Rockerduck seems to appear more frequently in Italian comics than Glomgold ever did in American ones.
The Beagle Boys' grandfather appears much more frequently in Italian stories, but that version of the character appears to be solely based on the "Grandpa Beagle" from "The Money Well" and not on Blackheart Beagle from "The Fantastic River Race." Some of the versions make him more kind.
Disney comics in general are known to still be hugely popular in Europe, while they have largely faded out of American culture. Duck comics are no exception, and in fact seem to enjoy even more popularity there than Mickey Mouse ever did. This may be related to these comics being quite similar in style to Franco-Belgian Comics.
The comics are also very popular in Egypt and India, to the point that the characters have become localized pop culture icons. Parents literally pass down the hobby of reading these comics to their kids. As a result, some people have casually accumulated an incredible collection of the comics over decades.
Gladstone Gander in the comics is widely regarded as an insufferable JerkassSmug Snake who delights in rubbing his constant stream of good fortune in Donald's face and never suffers for it, and for whom Daisy is often more than willing to forsake Donald's affections.

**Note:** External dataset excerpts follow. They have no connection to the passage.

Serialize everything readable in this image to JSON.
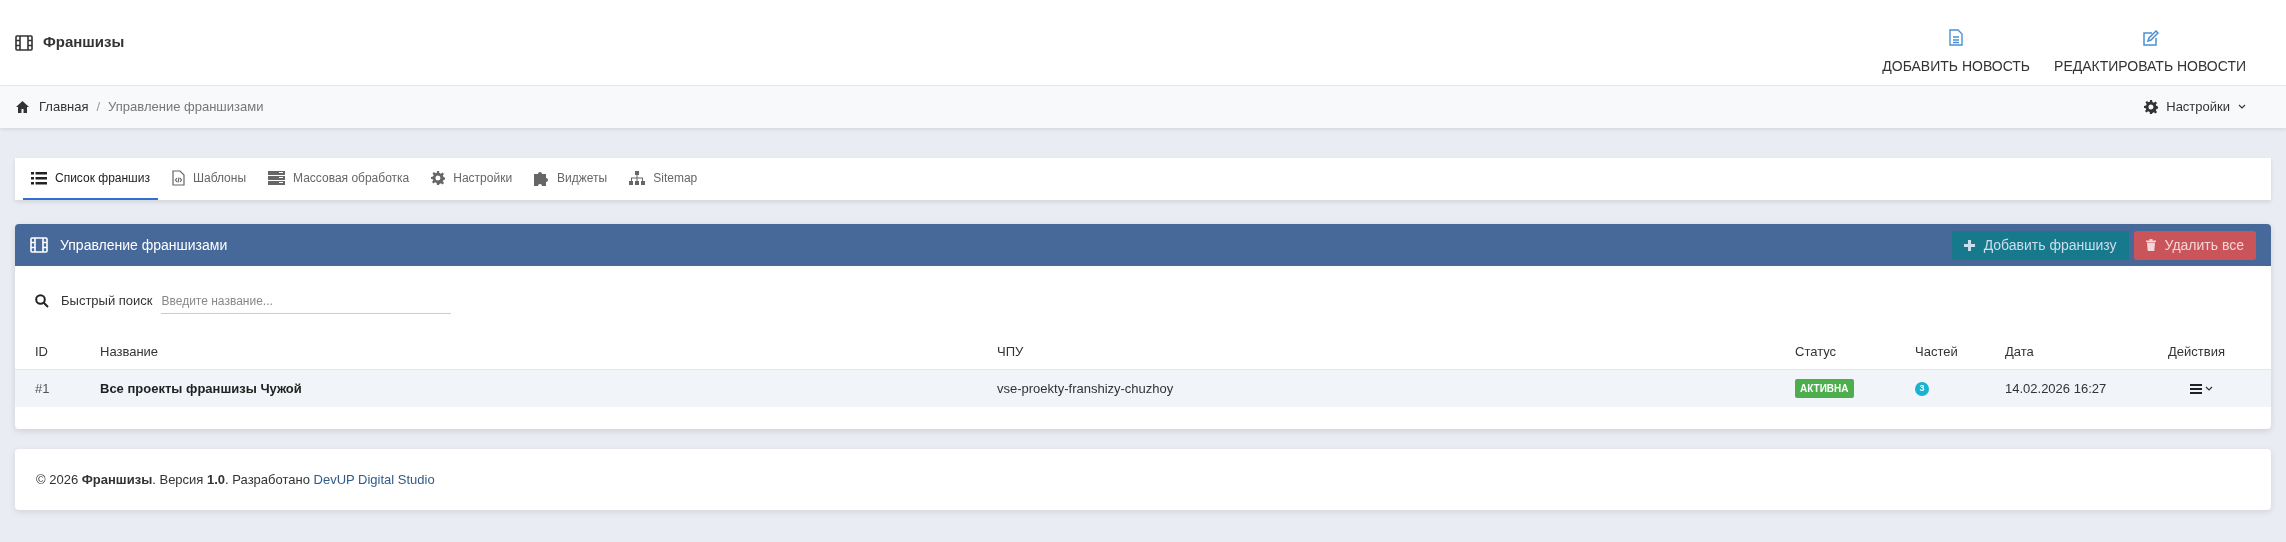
{
  "header": {
    "title": "Франшизы",
    "actions": [
      {
        "label": "ДОБАВИТЬ НОВОСТЬ",
        "kind": "add"
      },
      {
        "label": "РЕДАКТИРОВАТЬ НОВОСТИ",
        "kind": "edit"
      }
    ]
  },
  "breadcrumb": {
    "items": [
      "Главная",
      "Управление франшизами"
    ],
    "separator": "/",
    "settings": "Настройки"
  },
  "tabs": [
    {
      "label": "Список франшиз",
      "kind": "list",
      "selected": true
    },
    {
      "label": "Шаблоны",
      "kind": "template",
      "selected": false
    },
    {
      "label": "Массовая обработка",
      "kind": "mass",
      "selected": false
    },
    {
      "label": "Настройки",
      "kind": "gear",
      "selected": false
    },
    {
      "label": "Виджеты",
      "kind": "puzzle",
      "selected": false
    },
    {
      "label": "Sitemap",
      "kind": "sitemap",
      "selected": false
    }
  ],
  "panel": {
    "title": "Управление франшизами",
    "buttons": [
      {
        "label": "Добавить франшизу",
        "kind": "add"
      },
      {
        "label": "Удалить все",
        "kind": "delete"
      }
    ],
    "search": {
      "label": "Быстрый поиск",
      "placeholder": "Введите название..."
    },
    "table": {
      "columns": [
        "ID",
        "Название",
        "ЧПУ",
        "Статус",
        "Частей",
        "Дата",
        "Действия"
      ],
      "rows": [
        {
          "id": "#1",
          "name": "Все проекты франшизы Чужой",
          "slug": "vse-proekty-franshizy-chuzhoy",
          "status": "АКТИВНА",
          "active": true,
          "parts": "3",
          "date": "14.02.2026 16:27"
        }
      ]
    }
  },
  "footer": {
    "text": "© 2026 **Франшизы**. Версия **1.0**. Разработано ",
    "link": "DevUP Digital Studio"
  }
}
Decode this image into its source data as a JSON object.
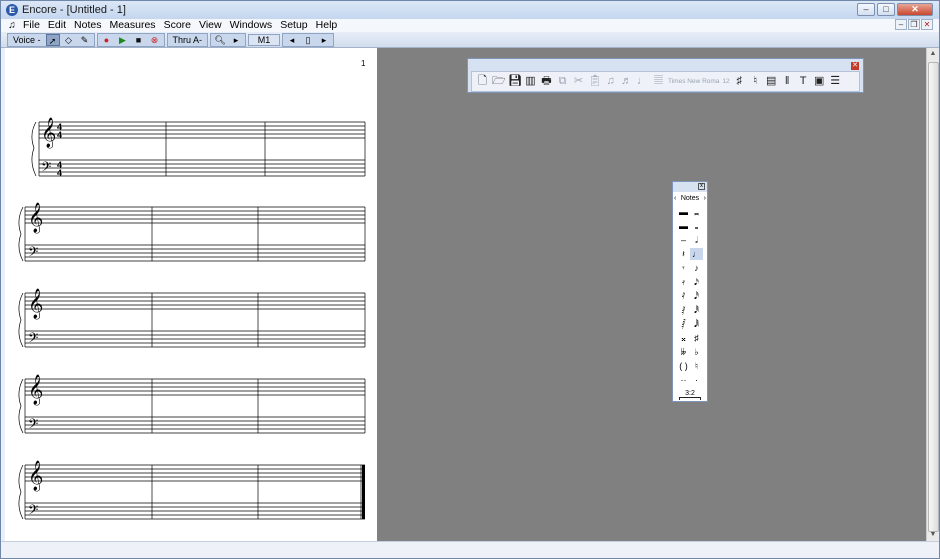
{
  "window": {
    "title": "Encore - [Untitled - 1]"
  },
  "menu": [
    "File",
    "Edit",
    "Notes",
    "Measures",
    "Score",
    "View",
    "Windows",
    "Setup",
    "Help"
  ],
  "toolbar": {
    "voice_label": "Voice -",
    "thru_label": "Thru A-",
    "measure_label": "M1"
  },
  "page": {
    "number": "1"
  },
  "format_toolbar": {
    "font_name": "Times New Roma",
    "font_size": "12"
  },
  "notes_palette": {
    "title": "Notes",
    "tuplet": "3:2"
  },
  "score": {
    "time_signature": [
      "4",
      "4"
    ],
    "systems": 5
  }
}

Scrooge can also qualify for his jerkass tendencies, particularly for Donald's fans. You'll hear "When will Donald get his revenge on Gladstone and Scrooge?" from Donald's fans quite often. This is part of the reason behind the creation of Paperinik.
Supreme Chef: In some stories, Donald's cooking skills are only surpassed by Grandma Duck. In an Egyptian issue (#592, 4th June 2015) celebrating his 81st birthday, it is explicitly stated among 24 other character traits that describe him.

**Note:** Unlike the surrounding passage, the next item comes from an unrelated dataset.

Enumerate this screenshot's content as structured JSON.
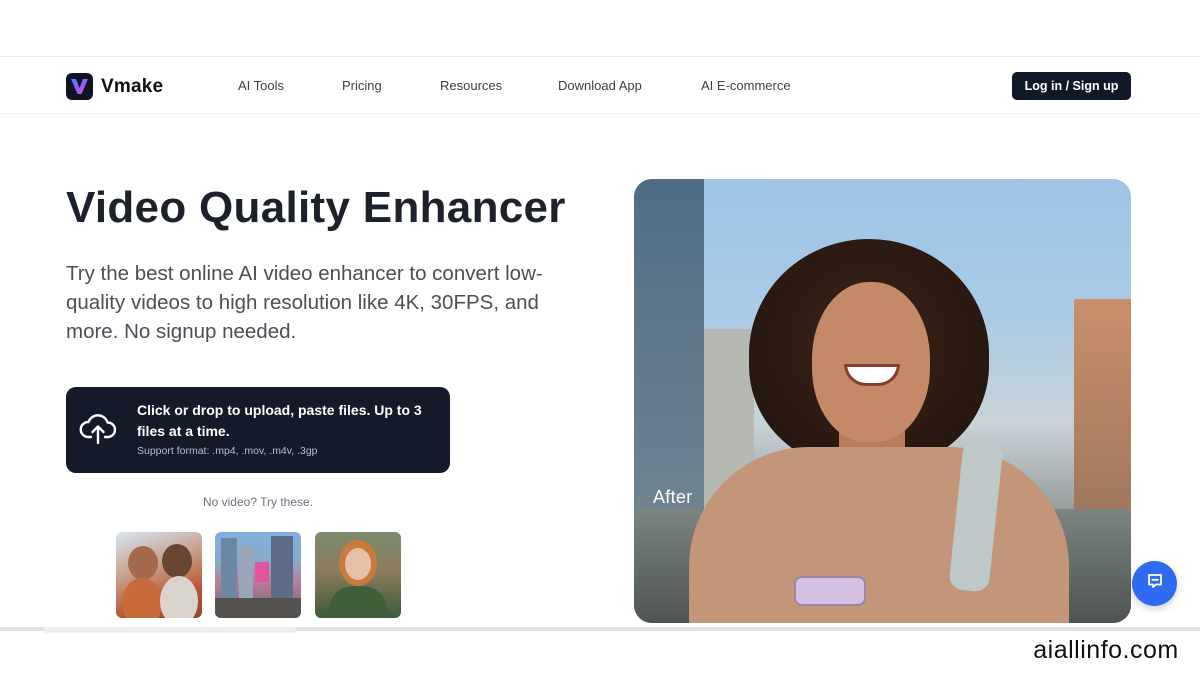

Donald himself skirts the line of woobiehood, especially any time he appears with Gladstone or Scrooge (or even, on occasion, his nephews). It's only partially offset by his own stubbornness and short temper.

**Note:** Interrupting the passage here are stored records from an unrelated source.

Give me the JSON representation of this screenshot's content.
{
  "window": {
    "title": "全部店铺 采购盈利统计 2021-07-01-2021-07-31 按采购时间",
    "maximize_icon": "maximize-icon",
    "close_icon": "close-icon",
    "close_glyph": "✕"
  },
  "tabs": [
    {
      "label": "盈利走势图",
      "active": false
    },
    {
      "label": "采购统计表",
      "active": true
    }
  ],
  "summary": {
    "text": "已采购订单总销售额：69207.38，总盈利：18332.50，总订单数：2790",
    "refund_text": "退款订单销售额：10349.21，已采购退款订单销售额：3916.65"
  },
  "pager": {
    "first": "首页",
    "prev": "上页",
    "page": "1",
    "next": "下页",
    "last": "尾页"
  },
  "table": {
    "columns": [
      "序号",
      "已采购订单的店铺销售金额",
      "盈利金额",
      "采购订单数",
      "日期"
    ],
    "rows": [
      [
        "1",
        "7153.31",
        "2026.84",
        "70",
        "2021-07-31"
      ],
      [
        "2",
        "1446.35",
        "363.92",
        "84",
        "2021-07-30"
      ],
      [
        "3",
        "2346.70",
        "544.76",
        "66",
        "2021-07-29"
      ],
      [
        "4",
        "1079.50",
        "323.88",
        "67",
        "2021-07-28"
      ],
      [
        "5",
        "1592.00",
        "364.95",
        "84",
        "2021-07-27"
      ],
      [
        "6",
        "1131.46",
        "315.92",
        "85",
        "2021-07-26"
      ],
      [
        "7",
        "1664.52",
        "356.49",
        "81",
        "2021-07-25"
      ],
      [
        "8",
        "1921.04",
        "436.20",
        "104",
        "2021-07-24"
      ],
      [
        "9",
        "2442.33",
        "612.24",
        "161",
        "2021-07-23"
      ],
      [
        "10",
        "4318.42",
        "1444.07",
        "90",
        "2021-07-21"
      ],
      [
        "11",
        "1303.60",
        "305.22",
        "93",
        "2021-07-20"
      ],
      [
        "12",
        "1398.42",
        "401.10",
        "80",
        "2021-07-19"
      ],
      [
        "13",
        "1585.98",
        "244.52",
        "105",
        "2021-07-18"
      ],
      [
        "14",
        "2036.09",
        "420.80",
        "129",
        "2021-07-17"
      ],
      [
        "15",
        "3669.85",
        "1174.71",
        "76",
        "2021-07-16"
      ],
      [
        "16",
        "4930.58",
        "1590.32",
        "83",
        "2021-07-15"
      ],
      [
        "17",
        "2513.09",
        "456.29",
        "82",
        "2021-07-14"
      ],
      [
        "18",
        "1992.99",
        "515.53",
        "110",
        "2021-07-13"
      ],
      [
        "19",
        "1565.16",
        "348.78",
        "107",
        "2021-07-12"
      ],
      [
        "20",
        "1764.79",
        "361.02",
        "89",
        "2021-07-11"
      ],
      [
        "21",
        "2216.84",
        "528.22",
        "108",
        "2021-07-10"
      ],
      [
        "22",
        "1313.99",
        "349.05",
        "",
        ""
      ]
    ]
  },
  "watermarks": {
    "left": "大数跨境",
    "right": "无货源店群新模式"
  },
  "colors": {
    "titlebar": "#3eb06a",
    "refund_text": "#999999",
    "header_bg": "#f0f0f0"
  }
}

Though it's obviously never brought up on panel, there is legitimate horror in Huey, Dewey, and Louie's backstories. They were abandoned by their mother on Donald's doorstep, to be raised by their generally well-meaning but somewhat questionable uncle. And if you throw DuckTales in as canon, Donald himself abandons them. Glimpses of the future suggest he never returns, and he's not mentioned again after the second season premiere. At the very least, one imagines a great deal of therapy in their future.
Don Rosa's "The Life and Times of Scrooge McDuck" series flirts with this portrayal for Scrooge. By the penultimate chapter, it's hard not to feel bad for a man who let his obsession with wealth chase away his family and friends and turn him into a bitter old Citizen Kane expy. Of course, he's very much the author of his own woe, and the story concludes with his reconnecting with Donald and the nephews, so it doesn't stick, but it's a rather depressing insight into Scrooge's character.